Stroboskopik hareket nedir?
Stroboskopik hareket, resimleri
hareketlendirmeyi mümkün hâle getirir. Hareket, sabit
nesne imgelerinin hızlı bir biçimde arka arkaya
sunulmasıyla yaratılır. Sinemanın temeli olan bu hareket,
gerçekte, izleyiciye saniyede 16 ile 22 resmin ya da
çerçevenin gösterilmesidir. Her resim ya da çerçeve bir
öncekinden biraz farklıdır (S:84, Şekil 4.9). Saniyede en
az 16 resmin gösterilmesi, filmin pürüzsüz ve doğal
görünmesini sağlar. Eğer saniyede 16’dan az resim
sunulursa, hareket kesik kesik görünür ve doğal olmaz.
Fi fenomeni nedir?
Aslında fi fenomeni stroboskopik hareketten ayrı
bir hareket türü değil, stroboskopik hareketin basit hâlidir.

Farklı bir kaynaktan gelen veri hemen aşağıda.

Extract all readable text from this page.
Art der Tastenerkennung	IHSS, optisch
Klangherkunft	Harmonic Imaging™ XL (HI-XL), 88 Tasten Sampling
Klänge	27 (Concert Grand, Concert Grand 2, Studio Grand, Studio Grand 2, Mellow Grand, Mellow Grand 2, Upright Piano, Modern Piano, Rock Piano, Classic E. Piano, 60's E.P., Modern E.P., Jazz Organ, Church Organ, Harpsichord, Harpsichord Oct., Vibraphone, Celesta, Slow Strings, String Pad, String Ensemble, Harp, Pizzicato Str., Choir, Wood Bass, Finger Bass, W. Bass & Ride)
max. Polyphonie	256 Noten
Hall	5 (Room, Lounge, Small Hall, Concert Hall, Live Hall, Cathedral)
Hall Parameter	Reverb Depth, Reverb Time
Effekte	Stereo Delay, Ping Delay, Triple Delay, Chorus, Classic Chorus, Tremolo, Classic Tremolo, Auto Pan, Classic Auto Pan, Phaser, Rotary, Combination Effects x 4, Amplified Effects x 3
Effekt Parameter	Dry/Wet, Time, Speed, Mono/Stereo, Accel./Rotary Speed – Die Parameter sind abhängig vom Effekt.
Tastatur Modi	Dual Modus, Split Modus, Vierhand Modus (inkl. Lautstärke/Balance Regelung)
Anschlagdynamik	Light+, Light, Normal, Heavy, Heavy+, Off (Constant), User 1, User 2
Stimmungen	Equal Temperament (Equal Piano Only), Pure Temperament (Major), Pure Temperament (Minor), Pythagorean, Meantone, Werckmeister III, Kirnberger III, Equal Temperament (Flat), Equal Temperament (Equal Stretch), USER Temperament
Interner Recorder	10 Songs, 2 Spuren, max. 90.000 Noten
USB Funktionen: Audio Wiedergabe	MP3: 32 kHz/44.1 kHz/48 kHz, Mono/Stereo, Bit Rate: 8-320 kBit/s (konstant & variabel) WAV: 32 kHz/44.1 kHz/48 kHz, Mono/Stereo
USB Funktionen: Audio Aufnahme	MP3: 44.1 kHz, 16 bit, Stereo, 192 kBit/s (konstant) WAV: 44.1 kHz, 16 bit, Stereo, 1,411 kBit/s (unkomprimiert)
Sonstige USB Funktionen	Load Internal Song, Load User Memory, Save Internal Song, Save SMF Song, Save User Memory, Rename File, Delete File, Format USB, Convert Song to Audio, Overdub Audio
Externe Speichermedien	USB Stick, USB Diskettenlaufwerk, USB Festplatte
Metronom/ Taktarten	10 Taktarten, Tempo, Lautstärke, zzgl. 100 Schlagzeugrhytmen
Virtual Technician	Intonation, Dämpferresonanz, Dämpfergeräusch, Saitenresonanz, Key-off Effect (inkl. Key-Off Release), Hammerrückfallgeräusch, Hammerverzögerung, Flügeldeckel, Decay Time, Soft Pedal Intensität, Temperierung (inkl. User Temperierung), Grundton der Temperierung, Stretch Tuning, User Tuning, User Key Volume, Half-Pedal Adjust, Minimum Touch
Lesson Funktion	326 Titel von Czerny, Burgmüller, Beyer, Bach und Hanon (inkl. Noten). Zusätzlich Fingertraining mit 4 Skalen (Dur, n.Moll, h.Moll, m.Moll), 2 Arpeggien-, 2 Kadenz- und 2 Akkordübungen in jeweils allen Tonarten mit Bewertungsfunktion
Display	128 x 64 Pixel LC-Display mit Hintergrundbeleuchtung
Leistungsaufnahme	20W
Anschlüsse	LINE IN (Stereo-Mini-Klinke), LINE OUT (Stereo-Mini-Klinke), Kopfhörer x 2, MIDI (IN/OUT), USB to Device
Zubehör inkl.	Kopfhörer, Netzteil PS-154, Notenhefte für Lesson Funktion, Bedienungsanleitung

Her ikisi de süreklilik ilkesinden ortaya çıkarlar. Yani,
arka arkaya gelen resim ya da ışık noktalarının bir birim
olarak algılanması sonucu hareket hissi yaşanır.
Kapkaranlık bir odada aralarına mesafe konarak
yerleştirilmiş iki ışık kaynağı yerleştirilen ışık kaynakları
olduğunu düşünün (S:84, Şekil 4.10). Bu ışık
kaynaklarından biri yakılır, sonra o söndürülür
söndürülmez diğeri yakılır ve bu böyle sürekli devam
eder. Bir süre sonra siz artık tek tek yanıp sönen ışık
kaynakları değil, hareket eden bir ışık çizgisi ya da dönen
bir ışık çemberi algılamaya başlarsınız. Burada hareket
algısını yaratan, ışık kaynaklarının art arda yakılıp
söndürülme hızıdır.
Derinlik ve uzaklık algısı nedir ve örnekleri ile
prensipleri nelerdir?
En önemli algısal olgulardan biri derinlik ve
uzaklık algısıdır. Bu algısal beceri olmaksızın, günlük
hayatta, görünüşte çok basit davranışlara kaynaklık eden
algısal yargılara ulaşmak mümkün olamazdı. Örneğin, her
defasında hiç düşünmeden elimizdeki çatalı tam bir
isabetle ağzımıza götürebilmemiz bu algısal beceri
sayesinde gerçekleşir. Araba sürmek, basketbol potasına
topu atmak, merdiven çıkmak gibi daha pek çok aktivitede
daima uzaklık ve derinliğe dair algısal yargılarımızla
hareket etmekteyiz. Derinlik ve uzaklık algısını çalışan
psikologlar, derinlik ve uzaklık algısının iki tür ipucuna
bağlı olarak gerçekleştirildiğini ileri sürerler:
• Tek göze bağlı ipuçları ve
• Çift göze bağlı ipuçları.
Tek göze bağlı derinlik ve uzaklık ipuçları nedir?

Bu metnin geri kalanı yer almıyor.